2008年3月12日 越境するアーティスト
私の古くからの友人、小高辰也氏の作品をご紹介する。 彼は本来はグラフィックデザイナーだったが、 あるときからインテリア作品や造形作品に越境し始めた。 初期の作品である合板打ち抜きの恐竜などの アニマルクラフトシリーズをご記憶の方もあるかもしれない。 長野県蓼科に工房とギャラリーを持ち、 最近では写真に見られるようなユニークな立体作品に挑んでいる。 彼らはジャン・コクトー、アンディ・ウォーホル、最近ではエディス・スリマンなどに 見られるように、垣根を超えて自由に越境する。 アーティストの翼を誰も畳むことはできないのだ。 翼を持ったクリエーター、小高氏の今後にご注目いただきたい。
2008年3月10日 巣立ちの時
桑沢デザイン研究所の卒業制作展を覗いてみた。 同校は創立者・桑澤洋子さんが私塾として立ちあげたものであり、 数多くの才能を排出したデザイン専門学校として知られる。 私は同校で年1回集中講義を行っている。 卒業生たちによるファッションショーをビデオで見た後、 数多くのテキスタイルの提案作品を拝見した。 若さとはいいものである。発想に迷いが無く、こちらの 心にスパッと切り込んでくる。これからは「構想力とク リエーション」の時代だが、これらのクリエーションが どのような場を得て、全体の構想力と結びついていくか、 大変楽しみである。感性は論理と結合したとき に、はじめて説得力を持ち、ひとつの世界を形成する。 「巣」とはもともと「集まりとどまる」という意味だ。 その居心地のいい巣から若者は個人となって巣立つ。 若者の創造力が世界目線と重なったとき、 本当の日本の文化発信が生まれるだろう。
2008年3月 6日 最新拙著が紹介された。日本マーケティング協会の機関誌『マーケティングホライズン』の2月号の Editor's Choice欄に、一番新しい拙著『時間単位の市場戦略』(講談社)が取り上げられた。評者は元プレジデント編集長 でマーケティングホライズン編集委員の川嶋保氏である。
拙著で面映いが、一部ご紹介させていただく。
・・・・・・「価値創造の時代といわれる。そのコンセプターとして 谷口正和さんは先端を走り続けている。知的行動派である。才気煥発である。 谷口さんはそんな、抱えきれないで溢れ出すような価値創造の卵や芽を、 本のかたちで発信してきた。谷口さんは、いま物の価値創造、情報の価値創造、 サービスの価値創造のいずれもが、新しいパラダイムの前に立ちつくしているという。 その突破口は「時間」にある、時間を価値創造の中軸に据えれば、 視力が上がり視界が広がると説く。 <不変>を踏まえての変化対応の青写真である」・・・・・・。

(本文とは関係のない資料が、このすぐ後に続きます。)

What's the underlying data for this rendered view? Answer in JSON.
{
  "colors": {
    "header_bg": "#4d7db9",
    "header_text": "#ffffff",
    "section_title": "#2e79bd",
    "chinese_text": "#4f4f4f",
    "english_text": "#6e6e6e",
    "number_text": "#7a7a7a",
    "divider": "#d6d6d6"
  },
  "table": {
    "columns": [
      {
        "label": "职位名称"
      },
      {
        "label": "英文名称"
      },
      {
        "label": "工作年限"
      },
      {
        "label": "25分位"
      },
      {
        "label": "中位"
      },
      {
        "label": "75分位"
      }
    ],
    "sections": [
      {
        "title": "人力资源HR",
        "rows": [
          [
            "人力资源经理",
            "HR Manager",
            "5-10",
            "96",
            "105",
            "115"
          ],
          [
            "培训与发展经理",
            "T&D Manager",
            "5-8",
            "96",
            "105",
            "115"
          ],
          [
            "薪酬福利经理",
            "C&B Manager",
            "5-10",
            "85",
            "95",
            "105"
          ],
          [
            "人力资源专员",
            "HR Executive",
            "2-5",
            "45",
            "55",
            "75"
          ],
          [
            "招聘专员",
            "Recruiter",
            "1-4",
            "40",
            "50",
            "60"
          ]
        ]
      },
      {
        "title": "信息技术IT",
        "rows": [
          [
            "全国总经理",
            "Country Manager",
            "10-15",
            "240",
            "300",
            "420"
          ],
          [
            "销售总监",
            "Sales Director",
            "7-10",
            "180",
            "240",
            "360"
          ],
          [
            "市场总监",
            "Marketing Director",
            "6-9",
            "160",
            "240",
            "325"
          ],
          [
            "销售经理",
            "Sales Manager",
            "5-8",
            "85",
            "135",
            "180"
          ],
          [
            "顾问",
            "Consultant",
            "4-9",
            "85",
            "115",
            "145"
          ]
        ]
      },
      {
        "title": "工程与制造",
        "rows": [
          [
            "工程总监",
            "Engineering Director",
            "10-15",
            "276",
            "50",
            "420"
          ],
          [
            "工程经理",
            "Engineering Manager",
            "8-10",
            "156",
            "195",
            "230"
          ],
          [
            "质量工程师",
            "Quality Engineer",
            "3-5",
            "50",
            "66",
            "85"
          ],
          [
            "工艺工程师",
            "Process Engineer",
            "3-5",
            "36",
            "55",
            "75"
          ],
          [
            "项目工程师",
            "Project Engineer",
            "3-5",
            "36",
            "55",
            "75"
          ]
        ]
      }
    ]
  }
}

過分ではあるが的確な評価に心より御礼申し上げる。 皆さんには店頭でパラパラとめくっていただければ幸いである。 2008年3月 4日 スピリチュアル八坂神社
先日京都に行ったとき、八坂神社に立ち寄った。 ちょうど夕方から夜に入る時刻で、まさに「間(あわい)」だった。人と神、物と心の境界線の時間である。 最近願掛けの絵馬の数がかつての2倍になっているという。初詣が史上最高を記録したり、屋久島の縄文杉 が人々の心をとらえ始めている。 一歩踏み込んで考えれば、私たちは「魂」の時代に入っているのだ。 英語で言えばスピリチュアル=霊魂、精霊の世界である。
私たちは近代と科学によって、物は見えるものであり、 見えないものは無いものという即物的世界観を叩き込まれてきた。 しかし時代が反転し、物より心の重要性が叫ばれるようになると、 主役は「見えないもの」としてのスピリット、心、魂ということになる。 神事においては夕刻と夜がその主な舞台となるのも、 「見えざる場に本質は宿る」という、日本人本来の思想の表れだろう。 闇が迫りつつある中、光と影の演出によって人間と魂の境界線の間(あわい)を表現する八坂神社は、 まさにスピリチュアル・トポスでも言うべきものだった。